Aucun questeur, ces députés chargés de contrôler les comptes de l'Assemblée nationale, n'a souhaité répondre à nos questions sur ces frais. Et pour cause : si une réforme est venue encadrer les frais de mandats des députés en décembre 2017, rien ne précise le cadre des frais de réception de la présidence de l'hémicycle. "Il n'y a pas de textes qui cadrent les choses. C'est laissé à l'appréciation du président de l'Assemblée", confirme Tris Acatrinei, fondatrice de Projet Arcadie. Pour cette observatrice de la vie parlementaire, "il manque tout un pan du contrôle des frais, ceux de la présidence".

Un avis partagé par l'ONG Transparency International (TI). Si elle note des améliorations depuis 2012 – "on partait pratiquement de zéro au Parlement" – avec la réforme des frais de mandat, Elsa Foucraut, responsable du plaidoyer à TI, estime auprès de franceinfo que le système manque encore de transparence. "Les frais de représentation du président de l'Assemblée nationale posent aussi la question de la transparence du budget de l'Assemblée nationale. Sur ce point, nous dénoncions dès 2012 dans notre rapport Parlement exemplaire le manque de transparence budgétaire de l'institution", explique-t-elle.

"Quand il n'y a pas de contrôle, il y a des abus"

Pour y remédier, il faudrait, selon Transparency International, publier les rapports de la Cour des comptes sur l'Assemblée et le Sénat, renforcer les dispositifs de contrôle et d’audit interne et faire entrer des personnes indépendantes dans la commission chargée d'apurer les comptes des Assemblées. "Un contrôle extérieur obligerait en effet cette commission à davantage de volontarisme politique et de transparence", estime Elsa Foucraut. "Les politiques sont un peu comme des enfants.
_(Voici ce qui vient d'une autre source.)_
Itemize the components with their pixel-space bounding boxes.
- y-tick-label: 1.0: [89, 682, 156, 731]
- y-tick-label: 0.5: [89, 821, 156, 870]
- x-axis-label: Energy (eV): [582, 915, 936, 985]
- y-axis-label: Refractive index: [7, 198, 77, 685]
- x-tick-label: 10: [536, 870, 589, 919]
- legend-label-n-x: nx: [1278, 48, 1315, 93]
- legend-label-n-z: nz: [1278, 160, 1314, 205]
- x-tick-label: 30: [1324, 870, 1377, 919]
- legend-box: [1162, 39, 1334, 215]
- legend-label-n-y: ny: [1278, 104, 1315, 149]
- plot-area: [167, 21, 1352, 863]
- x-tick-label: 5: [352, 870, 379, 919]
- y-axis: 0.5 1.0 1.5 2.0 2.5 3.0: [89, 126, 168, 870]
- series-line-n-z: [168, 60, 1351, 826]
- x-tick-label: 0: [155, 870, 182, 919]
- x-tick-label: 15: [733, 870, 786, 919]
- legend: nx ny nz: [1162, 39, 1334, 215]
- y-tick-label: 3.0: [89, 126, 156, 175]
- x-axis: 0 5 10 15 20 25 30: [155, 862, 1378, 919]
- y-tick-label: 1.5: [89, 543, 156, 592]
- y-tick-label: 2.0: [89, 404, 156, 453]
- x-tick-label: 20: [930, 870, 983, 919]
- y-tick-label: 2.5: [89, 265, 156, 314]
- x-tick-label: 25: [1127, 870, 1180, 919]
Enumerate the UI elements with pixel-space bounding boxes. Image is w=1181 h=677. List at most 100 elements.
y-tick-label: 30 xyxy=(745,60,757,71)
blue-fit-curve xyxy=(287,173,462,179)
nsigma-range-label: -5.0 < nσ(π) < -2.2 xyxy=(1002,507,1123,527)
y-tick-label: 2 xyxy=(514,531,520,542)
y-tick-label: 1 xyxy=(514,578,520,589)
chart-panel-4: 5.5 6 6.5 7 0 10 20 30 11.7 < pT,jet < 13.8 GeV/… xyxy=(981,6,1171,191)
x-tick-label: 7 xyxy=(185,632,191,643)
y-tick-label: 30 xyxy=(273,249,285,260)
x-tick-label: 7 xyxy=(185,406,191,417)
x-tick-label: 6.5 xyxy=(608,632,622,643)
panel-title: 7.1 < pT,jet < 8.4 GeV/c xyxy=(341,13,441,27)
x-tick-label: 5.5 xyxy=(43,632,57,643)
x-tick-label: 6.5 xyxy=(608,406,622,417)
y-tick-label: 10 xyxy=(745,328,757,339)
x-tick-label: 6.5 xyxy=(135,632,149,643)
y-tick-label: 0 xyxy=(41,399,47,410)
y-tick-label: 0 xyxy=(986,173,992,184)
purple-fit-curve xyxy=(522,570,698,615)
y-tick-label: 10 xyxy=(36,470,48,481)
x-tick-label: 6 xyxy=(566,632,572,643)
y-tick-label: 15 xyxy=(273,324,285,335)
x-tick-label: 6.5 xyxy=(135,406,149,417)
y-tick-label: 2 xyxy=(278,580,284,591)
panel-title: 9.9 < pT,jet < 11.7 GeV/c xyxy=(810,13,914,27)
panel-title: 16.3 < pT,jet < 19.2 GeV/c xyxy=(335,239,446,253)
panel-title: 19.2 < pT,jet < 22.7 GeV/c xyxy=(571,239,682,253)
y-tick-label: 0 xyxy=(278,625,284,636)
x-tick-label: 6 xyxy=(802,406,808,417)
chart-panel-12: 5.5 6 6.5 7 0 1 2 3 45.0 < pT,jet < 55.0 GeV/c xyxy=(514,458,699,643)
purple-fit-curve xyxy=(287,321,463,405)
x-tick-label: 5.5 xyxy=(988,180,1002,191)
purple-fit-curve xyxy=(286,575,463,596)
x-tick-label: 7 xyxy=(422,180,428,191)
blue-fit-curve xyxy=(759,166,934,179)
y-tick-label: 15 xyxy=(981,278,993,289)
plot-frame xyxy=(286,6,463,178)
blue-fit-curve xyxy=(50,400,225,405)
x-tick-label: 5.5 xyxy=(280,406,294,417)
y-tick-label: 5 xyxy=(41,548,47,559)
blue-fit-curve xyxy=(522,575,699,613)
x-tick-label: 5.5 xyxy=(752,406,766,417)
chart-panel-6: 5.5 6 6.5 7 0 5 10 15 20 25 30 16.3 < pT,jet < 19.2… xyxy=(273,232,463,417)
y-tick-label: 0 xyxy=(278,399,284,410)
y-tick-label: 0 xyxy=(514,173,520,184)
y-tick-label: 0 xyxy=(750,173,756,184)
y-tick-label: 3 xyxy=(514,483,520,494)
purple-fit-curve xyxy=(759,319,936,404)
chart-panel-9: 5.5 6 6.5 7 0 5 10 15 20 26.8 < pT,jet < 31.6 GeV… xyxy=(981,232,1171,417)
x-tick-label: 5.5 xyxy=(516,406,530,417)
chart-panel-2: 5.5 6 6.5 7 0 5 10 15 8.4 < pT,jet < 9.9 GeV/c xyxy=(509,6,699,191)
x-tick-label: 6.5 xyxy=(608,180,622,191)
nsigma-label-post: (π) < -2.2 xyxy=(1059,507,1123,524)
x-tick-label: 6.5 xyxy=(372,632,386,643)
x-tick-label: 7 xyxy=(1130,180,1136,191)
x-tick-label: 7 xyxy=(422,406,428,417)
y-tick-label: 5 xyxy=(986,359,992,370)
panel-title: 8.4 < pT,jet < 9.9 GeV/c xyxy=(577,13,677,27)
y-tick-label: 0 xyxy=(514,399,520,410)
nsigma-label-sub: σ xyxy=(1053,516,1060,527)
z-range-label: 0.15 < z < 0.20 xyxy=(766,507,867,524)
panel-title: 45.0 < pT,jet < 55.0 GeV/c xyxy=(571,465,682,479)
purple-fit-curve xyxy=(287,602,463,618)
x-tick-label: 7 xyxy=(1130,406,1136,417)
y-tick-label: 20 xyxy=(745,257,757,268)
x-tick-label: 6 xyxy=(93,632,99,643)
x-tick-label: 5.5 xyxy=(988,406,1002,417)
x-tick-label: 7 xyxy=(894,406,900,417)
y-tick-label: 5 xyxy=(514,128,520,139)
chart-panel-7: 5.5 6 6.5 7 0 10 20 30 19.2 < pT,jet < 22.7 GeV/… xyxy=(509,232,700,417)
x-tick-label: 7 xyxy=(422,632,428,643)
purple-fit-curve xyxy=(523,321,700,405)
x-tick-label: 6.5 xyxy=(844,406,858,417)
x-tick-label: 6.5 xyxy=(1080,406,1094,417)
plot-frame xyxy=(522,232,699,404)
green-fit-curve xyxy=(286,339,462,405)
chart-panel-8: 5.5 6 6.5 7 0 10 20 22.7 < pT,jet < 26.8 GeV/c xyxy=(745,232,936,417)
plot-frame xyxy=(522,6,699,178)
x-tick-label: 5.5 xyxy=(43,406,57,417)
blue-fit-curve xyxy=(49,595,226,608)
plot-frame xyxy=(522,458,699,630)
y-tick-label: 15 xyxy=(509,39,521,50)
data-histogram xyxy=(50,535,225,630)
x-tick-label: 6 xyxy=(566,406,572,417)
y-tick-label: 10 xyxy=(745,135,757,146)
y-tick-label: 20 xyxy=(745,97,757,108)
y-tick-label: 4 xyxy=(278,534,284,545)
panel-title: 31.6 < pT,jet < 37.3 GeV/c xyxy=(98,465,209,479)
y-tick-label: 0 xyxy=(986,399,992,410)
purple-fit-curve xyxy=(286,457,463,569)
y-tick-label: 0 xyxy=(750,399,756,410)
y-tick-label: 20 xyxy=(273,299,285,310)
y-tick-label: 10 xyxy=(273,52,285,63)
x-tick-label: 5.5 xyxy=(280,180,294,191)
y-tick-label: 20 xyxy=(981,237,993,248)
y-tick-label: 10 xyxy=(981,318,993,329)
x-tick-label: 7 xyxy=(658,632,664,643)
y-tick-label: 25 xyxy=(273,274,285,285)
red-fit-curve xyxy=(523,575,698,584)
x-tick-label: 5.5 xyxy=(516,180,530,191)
Vous ne pouvez pas compter sur leur bon sens", abonde Tris Acatrinei. Jean-Christophe Picard, président d'Anticor, réclame également un système de contrôle. "On ne vit pas dans le monde des Bisounours, quand il n'y a pas de contrôle, il y a des abus", estime-t-il sur franceinfo.

Spécialiste du contrôle des dépenses publiques, l'ancien député René Dosière juge à l'inverse qu'il est trop compliqué de légiférer. "C'est difficile de mettre un cadre. Comment voulez-vous le définir ? C'est à l'intéressé de se prononcer et s'il y a des dépenses privées, c'est à lui de payer", s'est-il interrogé sur franceinfo. Lui voit plutôt dans cette affaire un "problème de comportement" : "Je ne vois pas comment une loi peut interdire cela."